I am new to the usage of a custom loss function for a model particularly for Xgboost. I have a binary classification problem which is highly imbalanced and I need to predict the probabilities for the minority class (1). For this the objective function I am using is objective = ‘binary:logistic’. I did built an Xgboost model using the above ojective function and my evaluation metric being the average precision score. The score seems to be decent enough. But now I want to build a custom objective function for the model. So looking after many links and searching online, I used this as my custom objective function:
scale_pos_weight = 75 def obj_func(preds, y_train): weights = np.where(y_train == 1.0, scale_pos_weight, 1) #as I use this parameter in my Xgbclassifier as well - to give weights to the minority class preds = 1.0 / (1.0 + np.exp(-preds)) grad = preds - y_train #gradient - 1st order derivative hess = preds * (1.0 - preds) #Hessian - 2nd order derivative return grad*weights, hess*weights
I am not sure if this implementation is right. My Xgb classifier is defined as:
xgb = XGBClassifier(learning_rate =0.07, n_estimators=1000, max_depth=5, gamma=2, colsample_bytree=0.4, objective= obj_func, scale_pos_weight = 75, seed=27) model_xgb = xgb.fit(X_train, y_train)

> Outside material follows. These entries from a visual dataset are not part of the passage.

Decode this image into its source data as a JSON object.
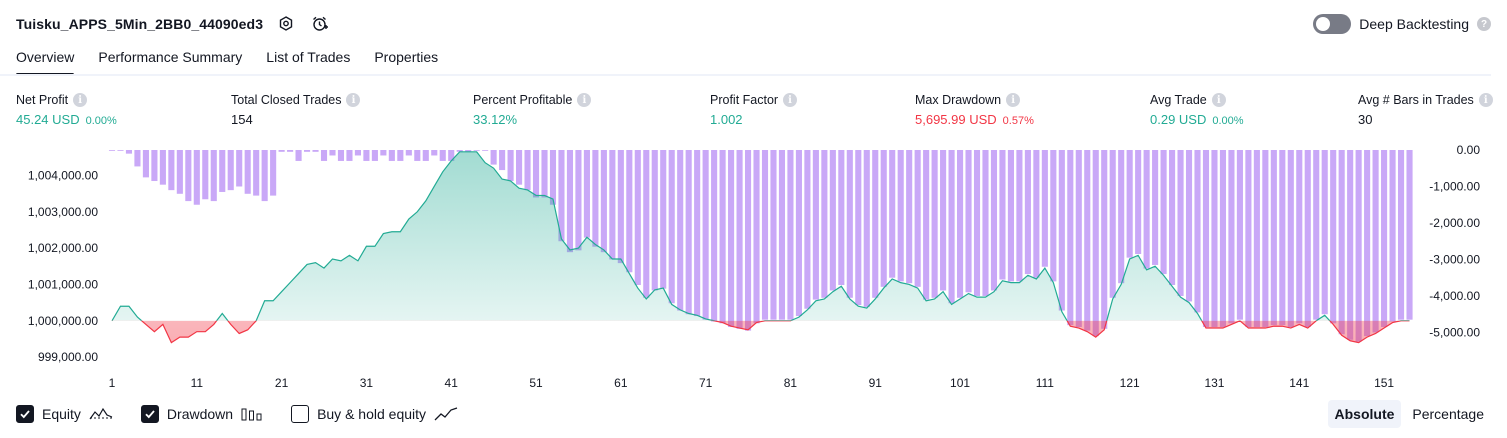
{
  "header": {
    "strategy_name": "Tuisku_APPS_5Min_2BB0_44090ed3",
    "deep_backtesting_label": "Deep Backtesting",
    "deep_backtesting_enabled": false
  },
  "tabs": [
    {
      "label": "Overview",
      "active": true
    },
    {
      "label": "Performance Summary",
      "active": false
    },
    {
      "label": "List of Trades",
      "active": false
    },
    {
      "label": "Properties",
      "active": false
    }
  ],
  "metrics": {
    "net_profit": {
      "label": "Net Profit",
      "value": "45.24 USD",
      "pct": "0.00%"
    },
    "total_closed_trades": {
      "label": "Total Closed Trades",
      "value": "154"
    },
    "percent_profitable": {
      "label": "Percent Profitable",
      "value": "33.12%"
    },
    "profit_factor": {
      "label": "Profit Factor",
      "value": "1.002"
    },
    "max_drawdown": {
      "label": "Max Drawdown",
      "value": "5,695.99 USD",
      "pct": "0.57%"
    },
    "avg_trade": {
      "label": "Avg Trade",
      "value": "0.29 USD",
      "pct": "0.00%"
    },
    "avg_bars": {
      "label": "Avg # Bars in Trades",
      "value": "30"
    }
  },
  "colors": {
    "profit": "#22ab94",
    "loss": "#f23645",
    "drawdown_bar": "#c9a8f7",
    "equity_fill": "#cdeee5"
  },
  "chart_data": {
    "type": "area",
    "left_axis": {
      "ticks": [
        1004000,
        1003000,
        1002000,
        1001000,
        1000000,
        999000
      ],
      "tick_labels": [
        "1,004,000.00",
        "1,003,000.00",
        "1,002,000.00",
        "1,001,000.00",
        "1,000,000.00",
        "999,000.00"
      ],
      "ylim": [
        998700,
        1004700
      ]
    },
    "right_axis": {
      "ticks": [
        0,
        -1000,
        -2000,
        -3000,
        -4000,
        -5000
      ],
      "tick_labels": [
        "0.00",
        "-1,000.00",
        "-2,000.00",
        "-3,000.00",
        "-4,000.00",
        "-5,000.00"
      ],
      "ylim": [
        -5700,
        0
      ]
    },
    "x_axis": {
      "ticks": [
        1,
        11,
        21,
        31,
        41,
        51,
        61,
        71,
        81,
        91,
        101,
        111,
        121,
        131,
        141,
        151
      ],
      "tick_labels": [
        "1",
        "11",
        "21",
        "31",
        "41",
        "51",
        "61",
        "71",
        "81",
        "91",
        "101",
        "111",
        "121",
        "131",
        "141",
        "151"
      ],
      "range": [
        1,
        155
      ]
    },
    "baseline": 1000000,
    "series": [
      {
        "name": "Equity",
        "x_start": 1,
        "values": [
          1000000,
          1000400,
          1000400,
          1000100,
          999900,
          999700,
          999900,
          999400,
          999550,
          999550,
          999700,
          999700,
          999900,
          1000200,
          999900,
          999650,
          999750,
          1000000,
          1000550,
          1000550,
          1000800,
          1001050,
          1001300,
          1001550,
          1001600,
          1001450,
          1001700,
          1001650,
          1001800,
          1001650,
          1002050,
          1002050,
          1002400,
          1002450,
          1002450,
          1002800,
          1003000,
          1003300,
          1003700,
          1004100,
          1004400,
          1004650,
          1004650,
          1004650,
          1004350,
          1004200,
          1003900,
          1003850,
          1003650,
          1003600,
          1003450,
          1003450,
          1003350,
          1002250,
          1001950,
          1002000,
          1002300,
          1002100,
          1001950,
          1001700,
          1001700,
          1001300,
          1000900,
          1000600,
          1000850,
          1000900,
          1000450,
          1000300,
          1000200,
          1000150,
          1000050,
          1000000,
          999950,
          999850,
          999800,
          999750,
          999950,
          1000000,
          1000000,
          1000000,
          1000000,
          1000100,
          1000300,
          1000550,
          1000600,
          1000800,
          1000950,
          1000600,
          1000400,
          1000350,
          1000600,
          1000900,
          1001150,
          1001050,
          1001000,
          1000900,
          1000550,
          1000600,
          1000800,
          1000450,
          1000600,
          1000750,
          1000650,
          1000650,
          1000800,
          1001100,
          1001050,
          1001050,
          1001250,
          1001150,
          1001450,
          1001050,
          1000250,
          999850,
          999800,
          999700,
          999550,
          999750,
          1000600,
          1001000,
          1001700,
          1001800,
          1001400,
          1001500,
          1001250,
          1000950,
          1000650,
          1000500,
          1000200,
          999800,
          999800,
          999800,
          999900,
          1000000,
          999800,
          999800,
          999800,
          999850,
          999850,
          999800,
          999900,
          999800,
          1000000,
          1000150,
          999900,
          999600,
          999450,
          999400,
          999550,
          999650,
          999800,
          999950,
          1000000,
          1000000
        ]
      },
      {
        "name": "Drawdown",
        "x_start": 1,
        "values": [
          0,
          0,
          -100,
          -450,
          -750,
          -850,
          -950,
          -1100,
          -1200,
          -1400,
          -1500,
          -1350,
          -1400,
          -1150,
          -1100,
          -1000,
          -1200,
          -1250,
          -1400,
          -1250,
          -50,
          -50,
          -300,
          -50,
          -50,
          -300,
          -150,
          -300,
          -300,
          -150,
          -300,
          -300,
          -150,
          -300,
          -300,
          -150,
          -300,
          -300,
          -150,
          -300,
          -300,
          -50,
          -50,
          0,
          0,
          -400,
          -550,
          -850,
          -950,
          -1100,
          -1300,
          -1300,
          -1500,
          -2500,
          -2800,
          -2750,
          -2400,
          -2650,
          -2800,
          -3000,
          -3100,
          -3350,
          -3700,
          -4050,
          -3850,
          -3800,
          -4200,
          -4400,
          -4500,
          -4550,
          -4650,
          -4700,
          -4750,
          -4850,
          -4900,
          -4950,
          -4750,
          -4650,
          -4650,
          -4650,
          -4650,
          -4550,
          -4350,
          -4100,
          -4050,
          -3850,
          -3700,
          -4050,
          -4250,
          -4300,
          -4050,
          -3750,
          -3500,
          -3600,
          -3650,
          -3750,
          -4100,
          -4050,
          -3850,
          -4200,
          -4050,
          -3900,
          -4000,
          -4000,
          -3850,
          -3550,
          -3600,
          -3600,
          -3400,
          -3500,
          -3200,
          -3600,
          -4400,
          -4800,
          -4850,
          -4950,
          -5100,
          -4900,
          -4050,
          -3650,
          -2950,
          -2850,
          -3250,
          -3150,
          -3400,
          -3700,
          -4000,
          -4150,
          -4450,
          -4850,
          -4850,
          -4850,
          -4750,
          -4650,
          -4850,
          -4850,
          -4850,
          -4800,
          -4800,
          -4850,
          -4750,
          -4850,
          -4650,
          -4500,
          -4750,
          -5050,
          -5200,
          -5250,
          -5100,
          -5000,
          -4850,
          -4700,
          -4650,
          -4650
        ]
      }
    ]
  },
  "legend": {
    "items": [
      {
        "label": "Equity",
        "checked": true,
        "glyph": "equity-line-icon"
      },
      {
        "label": "Drawdown",
        "checked": true,
        "glyph": "drawdown-bars-icon"
      },
      {
        "label": "Buy & hold equity",
        "checked": false,
        "glyph": "buy-hold-line-icon"
      }
    ]
  },
  "view_modes": [
    {
      "label": "Absolute",
      "active": true
    },
    {
      "label": "Percentage",
      "active": false
    }
  ]
}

After fitting the model I evaluate my model against the validation set using the average precision from sklearn.metrics. The evaluation was decent when I was using the default binary:logistic objective function from the library but after using the custom objective function the average precision has gotten worse (0.03) from (0.65 when using normal objective function). Is there something wrong that I am doing with my objective function or do I need to add something more?